By far, Chevron has invested $18 billion into this gargantuan project in terms of its 50% stake (Exxon and Shell took 25% stake for each). But this big-bet of Chevron hasn’t provided any profit for its owners yet, and it is only 75% finished up to now. Sounds like a crazy risky plan, but this project is just one among the $120 billion investment plans operated in 2013 by the team made up of Exxon, Shell and Chevron for the purpose of spurring oil production in the future.
So what are the incentives behind such risky mega scale investment actions conducted by those three big international oil companies? It isn’t news that they arrived late to the shale boom in America so they have to watch the new market divided up by small companies.

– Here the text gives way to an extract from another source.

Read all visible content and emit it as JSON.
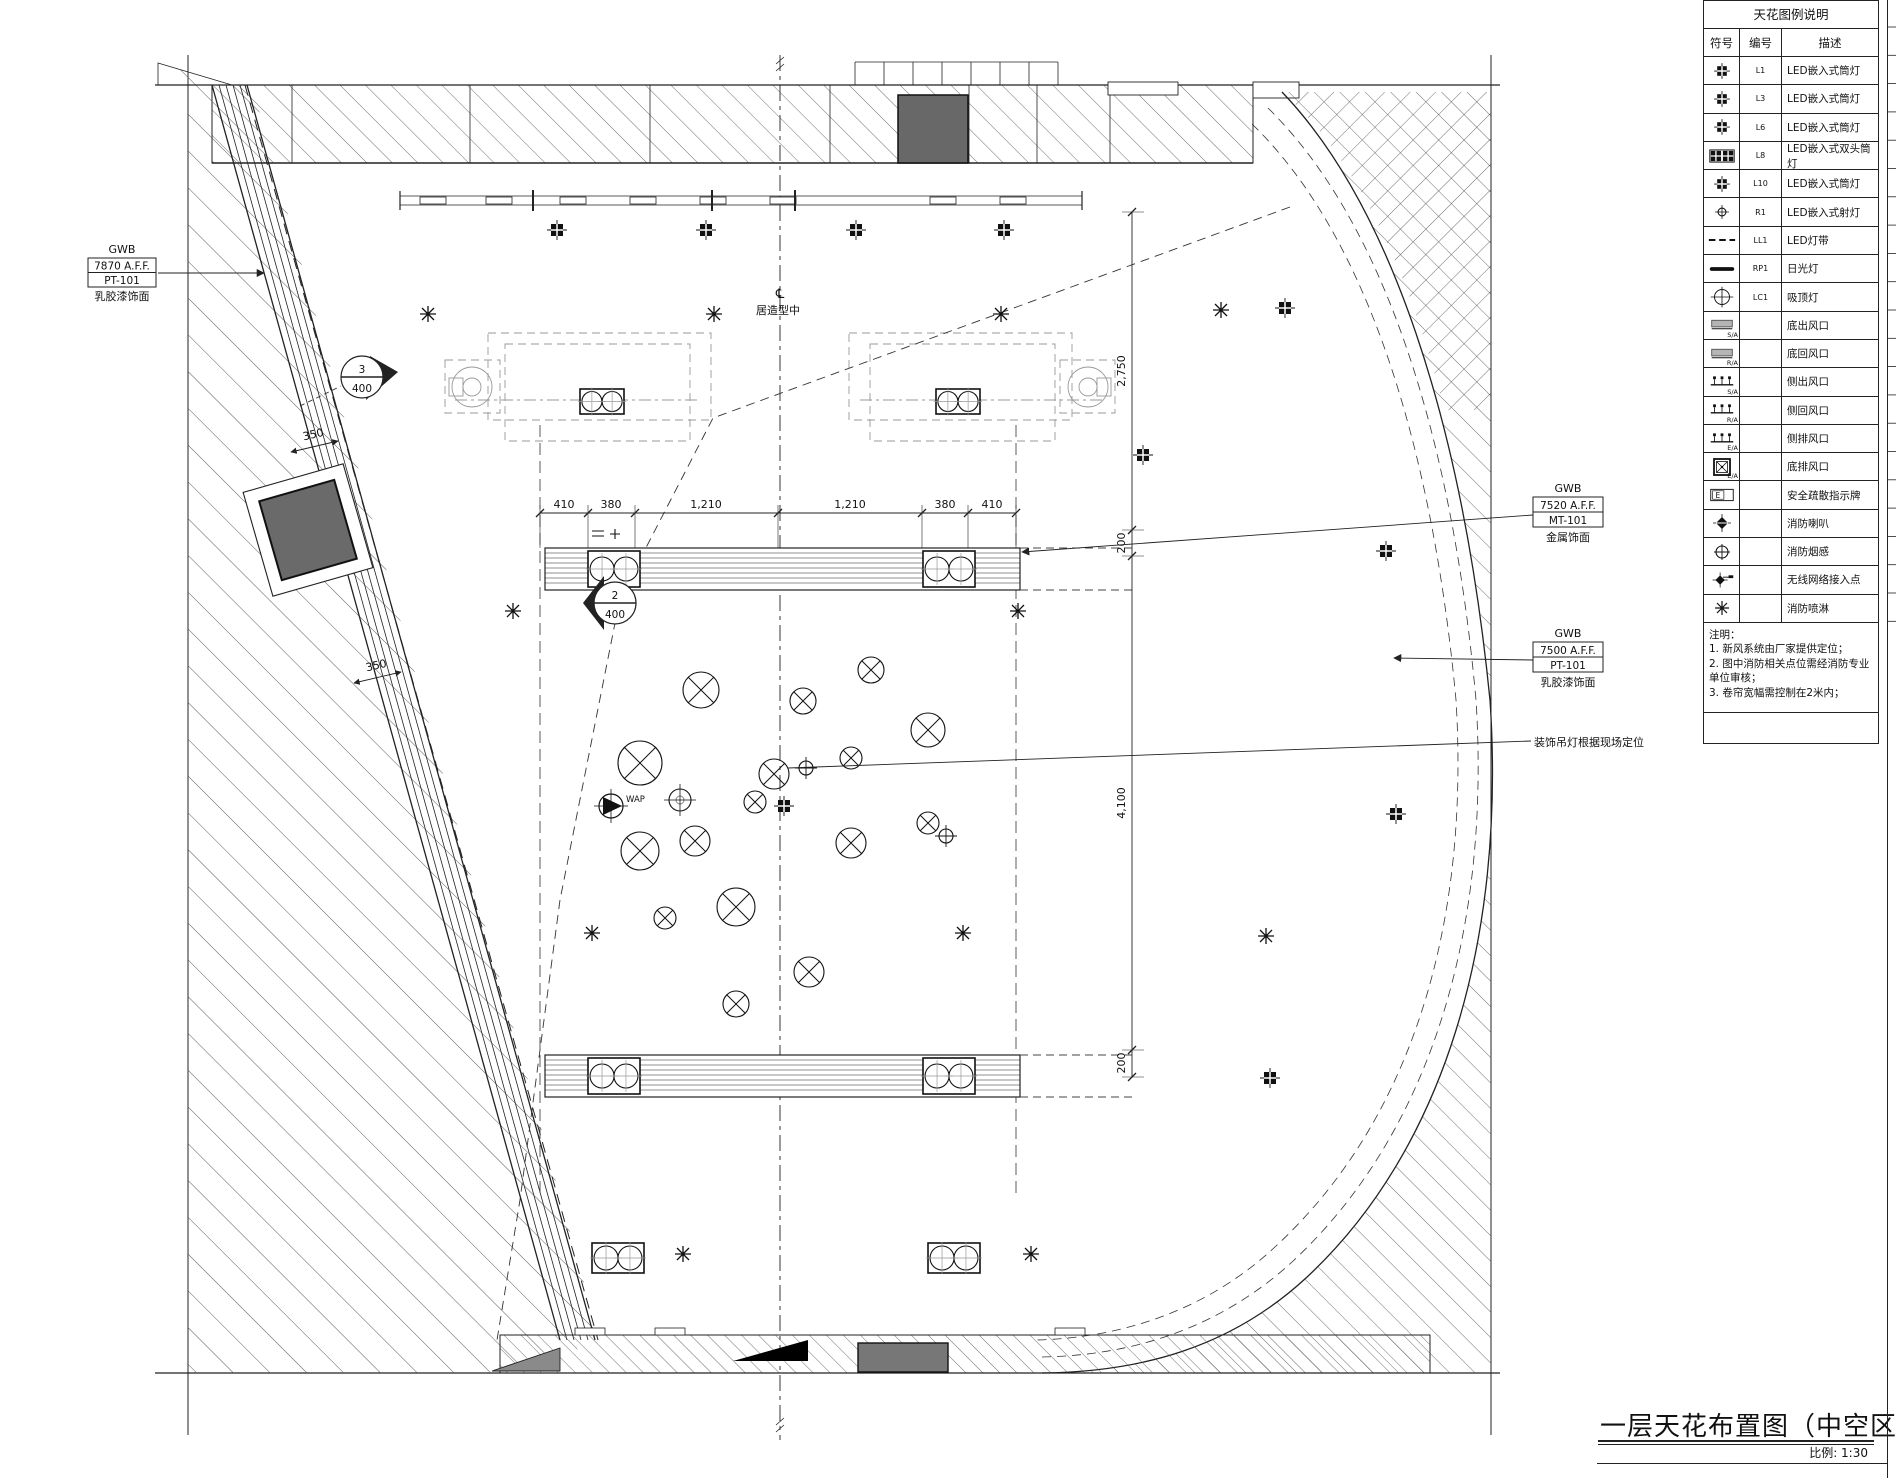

United States hold more than half of the shale oil reserve in the world, so companies lost the biggest opportunity to earn the huge amount of profit.
But there is still chances left in Asia, they seek opportunities in Australia to keep control in advance of the undeveloped shale gas resource. Gorgon is one of the projects in Asia, which is the key to the promise made by Chevron to boost gas production by 20% before 2017.
The next reason is the increasing demand from Asia markets. Japan, China and South Korea are becoming hungrier for natural gas over the last decades, so big oil firms still believe that the energy market is not going to fail on the demand side.
What’s more, oil giants are facing tremendous challenges now that is they have to find the next big gusher to replace their depleted fields. The golden age for companies has passed, the truth now is that they must stake big to bet their future. And if they don’t, then they are going to shrink for sure. Chevron produce less in the past few years, Shell also declines its earning from the $27.2 billion in 2012 to the $16.8 billion in 2013. Investing in the “elephant projects” like Gorgon is their only choice.
But just like the name of Gorgon – powerful and dangerous, big investment are always risky in several aspects. First, exploration of new oil fields are difficult and expansive nowadays: labor cost soars high, competition becomes fiercer and new oil fields’ extraction is more costly. Just like it is indicated in the article Big Oil Companies Struggle to Justify Soaring Project Costs:
The easiest-to-reach oil ran dry long ago, and the most prolific fields often are controlled by state-owned companies in places like Saudi Arabia and Venezuela.
Second, the investment surge will definitely reduce the liquidity of the companies, big projects may be profitable in the long run, but it also worse the current financial statements. Third, the profitability of the investments is still doubtful, from the article Chevron Bets Big on Australian Shale Given Asian Demand, we can read this kind of uncertainty:
The deal poses some risks as the country’s shale resources are very underdeveloped, and it will take years for Chevron to finish with exploration. It is still uncertain whether the gas can be extracted at commercially viable prices.
However, I believe those oil giants are not going to quit despite of those risks above, they would definitely loss the war if they quit right now. Let’s check if they can win on their expensive bets in the future.